Having already weaned himself off pain medication, Brad needed to start it again to endure therapy. He took the lowest dose, and only right before his sessions with Andy. “When we got in there, l let him crank on my knee. I’d come out of there sweating most days,” he said.

In January 2021, Dr. Beverley performed a manipulation to improve Brad’s knee range of motion, and knee arthroscopy to remove damaged cartilage and bone from the knee joint. Within hours, Brad was up walking. He was home that night.

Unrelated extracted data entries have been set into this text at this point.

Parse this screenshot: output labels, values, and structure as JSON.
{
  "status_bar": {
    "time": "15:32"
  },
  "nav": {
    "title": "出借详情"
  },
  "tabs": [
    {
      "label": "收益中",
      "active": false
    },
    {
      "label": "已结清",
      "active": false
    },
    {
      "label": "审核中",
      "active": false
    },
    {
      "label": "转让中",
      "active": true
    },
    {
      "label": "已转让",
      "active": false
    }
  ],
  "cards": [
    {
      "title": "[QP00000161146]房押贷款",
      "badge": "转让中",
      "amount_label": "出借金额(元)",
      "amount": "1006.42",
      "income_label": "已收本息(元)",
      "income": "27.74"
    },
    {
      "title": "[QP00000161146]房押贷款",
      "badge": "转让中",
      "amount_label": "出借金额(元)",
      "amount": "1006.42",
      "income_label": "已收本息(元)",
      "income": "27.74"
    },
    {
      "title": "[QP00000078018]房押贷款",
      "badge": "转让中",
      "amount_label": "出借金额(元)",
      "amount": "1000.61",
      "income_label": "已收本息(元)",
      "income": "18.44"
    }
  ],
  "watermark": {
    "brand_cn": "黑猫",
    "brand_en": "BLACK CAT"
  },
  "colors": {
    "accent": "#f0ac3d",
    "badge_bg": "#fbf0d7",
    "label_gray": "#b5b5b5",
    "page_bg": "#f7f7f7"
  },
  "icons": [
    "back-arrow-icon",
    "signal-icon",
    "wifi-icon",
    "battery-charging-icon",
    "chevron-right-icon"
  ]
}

“Brad had the advantage of being physically fit before the injury, but he also worked incredibly hard from a rehab perspective,” Dr. Romeo said.

The progress Brad made helped him avoid more surgery. A few weeks later. Dr. Beverley cleared Brad to resume physical therapy.

Brad continued working with physical therapist Andy Lumpkin through September 2021. His strength and range of motion improved to the point that he began surfing a couple times that summer. In 2022 he surfed even more, but when he started to notice an “awkward” feeling in his hips, he made an appointment with Dr. Laurel Beverley toward the end of the summer.

Dr. Beverley, who last saw him early in the spring, said she couldn’t believe he had been surfing. “It’s not something we predicted that he would get back to,” she said. “With the type of injuries he sustained, you hope that a patient can walk without having to take an inflammatory.”

Apart from some hip stiffness, Brad was OK.

Brad is back at the gym, exercising at pre-accident levels – squatting 225 lbs. and deadlifting 225 lbs. – as part of ongoing strength training for his legs and the muscles that support his knee and hip.

He also coaches his son’s basketball team and his daughter’s soccer team.

A hip replacement might be needed in the future if Brad develops arthritis, Dr. Nicholas Romeo said. “We hope he doesn’t need it. He has had an excellent recovery.”

Earlier this year, for the first time in four years, Brad got on the slopes for snowboarding lessons with his son. “It’s absolutely rewarding to share that experience with him,” he said.

Brad says he’s grateful for all the nurses and doctors he encountered during his stay in the MetroHealth Trauma ICU and Trauma Unit and in the months that followed, and the rapport he built with Andy over a long year of physical therapy.

“They all helped make a terrible experience not only tolerable but encouraging and hopeful.”